Georges et Monique Stahl sont les lutins du verre. Ils créent leur alphabet des rêves en bondissant de la bascule au pendule. Ils ont chaussé les fameuses semelles. C’est sûr ! »
* Fragment d'un article que je leur avais consacré en avril 2002.
Comme le temps passe !
Hier, ce n'est pas sur un marché que j'ai retrouvé Georges mais dans un Hyper où il cherchait... des fraises. Non mais quelle horreur, des fraises en Hyper !
Bises généreuses et rieuses, nous nous sommes pardonnés de nous trouver là.
Il avait de bonnes excuses. Pas moi. A moins que...
...ce soit l'occasion de vous les faire mieux connaître.
Et, pour commencer, laissons-nous glisser de quelques années.
Le temps, les amis, c'est un toboggan. Je viens de prendre seize ans sans m'en rendre compte.

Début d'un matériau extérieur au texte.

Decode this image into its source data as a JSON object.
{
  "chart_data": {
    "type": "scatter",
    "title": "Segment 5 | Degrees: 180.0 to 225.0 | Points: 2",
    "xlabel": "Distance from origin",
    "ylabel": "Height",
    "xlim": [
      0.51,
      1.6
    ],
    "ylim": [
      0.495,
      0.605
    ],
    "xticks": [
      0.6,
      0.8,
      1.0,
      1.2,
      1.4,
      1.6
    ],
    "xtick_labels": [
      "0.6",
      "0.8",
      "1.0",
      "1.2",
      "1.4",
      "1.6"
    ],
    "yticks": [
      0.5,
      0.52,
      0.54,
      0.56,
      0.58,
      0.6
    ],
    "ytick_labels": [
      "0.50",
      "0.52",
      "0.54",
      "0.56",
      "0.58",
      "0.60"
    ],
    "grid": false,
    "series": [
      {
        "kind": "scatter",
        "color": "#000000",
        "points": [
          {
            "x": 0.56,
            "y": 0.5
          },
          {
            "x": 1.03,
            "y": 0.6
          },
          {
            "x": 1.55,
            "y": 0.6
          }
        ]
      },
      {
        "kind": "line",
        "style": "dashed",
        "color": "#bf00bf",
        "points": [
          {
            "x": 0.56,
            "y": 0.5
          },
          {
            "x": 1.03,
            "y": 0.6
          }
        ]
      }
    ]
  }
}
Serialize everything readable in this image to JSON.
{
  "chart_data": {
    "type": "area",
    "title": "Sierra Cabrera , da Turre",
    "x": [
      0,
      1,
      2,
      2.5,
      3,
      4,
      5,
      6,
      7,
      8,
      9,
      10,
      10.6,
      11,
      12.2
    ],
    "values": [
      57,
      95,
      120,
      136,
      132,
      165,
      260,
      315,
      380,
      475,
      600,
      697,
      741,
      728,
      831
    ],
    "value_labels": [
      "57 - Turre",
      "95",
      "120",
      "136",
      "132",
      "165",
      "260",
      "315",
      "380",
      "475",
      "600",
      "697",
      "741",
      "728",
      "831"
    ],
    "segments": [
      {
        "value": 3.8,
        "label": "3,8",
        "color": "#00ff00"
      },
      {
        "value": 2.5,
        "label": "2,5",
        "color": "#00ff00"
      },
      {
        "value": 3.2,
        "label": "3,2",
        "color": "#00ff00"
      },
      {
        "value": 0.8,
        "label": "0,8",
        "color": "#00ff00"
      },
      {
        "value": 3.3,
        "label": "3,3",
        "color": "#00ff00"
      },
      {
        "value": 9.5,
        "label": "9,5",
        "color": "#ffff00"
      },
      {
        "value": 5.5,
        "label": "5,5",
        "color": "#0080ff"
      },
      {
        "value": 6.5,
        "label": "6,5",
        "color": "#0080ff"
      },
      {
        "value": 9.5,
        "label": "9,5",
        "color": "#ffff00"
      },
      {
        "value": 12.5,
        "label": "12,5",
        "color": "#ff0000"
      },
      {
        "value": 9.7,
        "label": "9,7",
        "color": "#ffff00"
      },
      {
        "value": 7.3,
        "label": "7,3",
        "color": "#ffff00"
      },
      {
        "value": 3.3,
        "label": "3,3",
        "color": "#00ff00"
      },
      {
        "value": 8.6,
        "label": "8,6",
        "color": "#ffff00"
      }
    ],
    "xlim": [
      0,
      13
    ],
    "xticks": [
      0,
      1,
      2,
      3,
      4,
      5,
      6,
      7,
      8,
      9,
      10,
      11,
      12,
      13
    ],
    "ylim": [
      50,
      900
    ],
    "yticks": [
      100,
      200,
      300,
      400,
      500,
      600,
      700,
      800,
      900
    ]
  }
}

Qu'à cela ne tienne, il y a de la beauté au bout du chemin.
+ une commande livrée l'an dernier :
Tu voulais voir Monique ?... Ben, tu verras Georges, tout comme moi hier.
Hé, y a pas de raison !
Je n'ai pas trouvé mieux comme clap de fin. Voilà, "tu peux fermer" maintenant.
¤
Ajout du 11.06 :
Tchin, Jaq !
Manque plus que "la rouge purée septembrale".